Q&A: The Voice

Randy Beeman is hardly shy about making his voice heard. With a weekly radio show on WMAL for the past 20 years, Beeman dispenses investing advice to those in the Washington, D.C. area on topics from investor sentiment to understanding earnings The Wise Investor Show.

Podcasts are the latest tool he’s added to his marketing arsenal, as his firm looks to attract Generation X — the next get in the investing community. We asked Beeman, managing director of the Wise Investor Group, how he launched his promotional empire, and where he’d devote his energy if trying to find prospects today.

“We added podcasts on iTunes primarily with the idea that our clients are aging and the money will go to the next generation in their 30s and 40s. They’re getting more of their information online and so we wanted to be in front of that shift. It’s tremendously successful. I get emails from people in Kuwait, and Abu Dhabi.

The parents listen to radio show and their kids listen to podcasts. I was at a meeting in Washington, D.C. a couple of weeks ago with a number of hedge fund guys, and one in his 60s came up to me, and said he listens to my radio show every Sunday. Then, when I was walking through the lobby on a break, the concierge came up and said, ‘I listen to the podcast every week.’ And I said, ‘Oh that’s great. Do you hear us on the radio show? And he said, ‘You have a radio show?’ It really goes to the generations and how they get their information online.
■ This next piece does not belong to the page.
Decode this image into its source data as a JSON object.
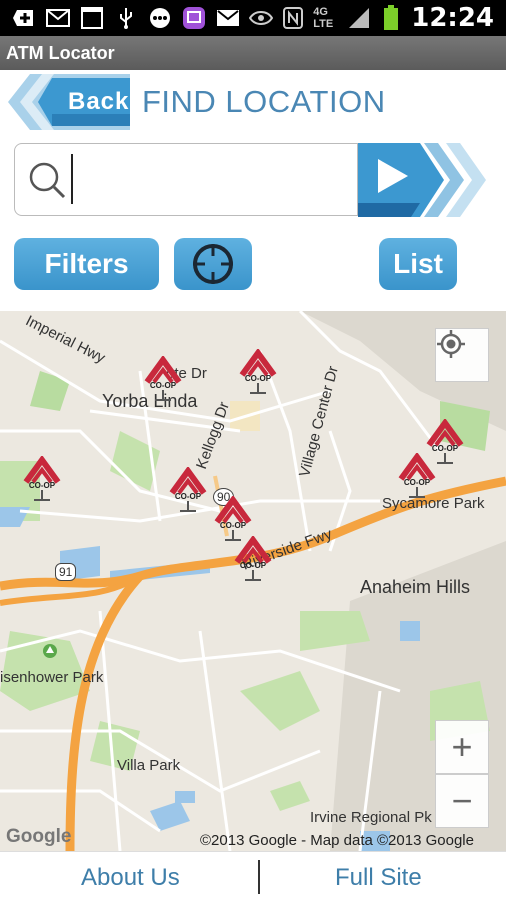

Our podcast is only 15 minutes long because the feedback is that people listen while working out or driving to work. A number of years ago we changed the format of our radio show. It’s an hour long, and we used to do one topic. Now we do four to five, because people only listen for short blocks. It’s indicative of the fact that the desire for in-depth information is very limited of our client base, especially the grandkids, even people in their 30s. They want quick hits of information and they move along.

The challenge is you can’t build a substantial business with seminars for 10 people at a time. You have to get in front of a large number of people. The trick is to find a mechanism to get that message out. For us, it was a radio show and now it’s online. Eventually I can see if the trend continues we won’t have a radio show.”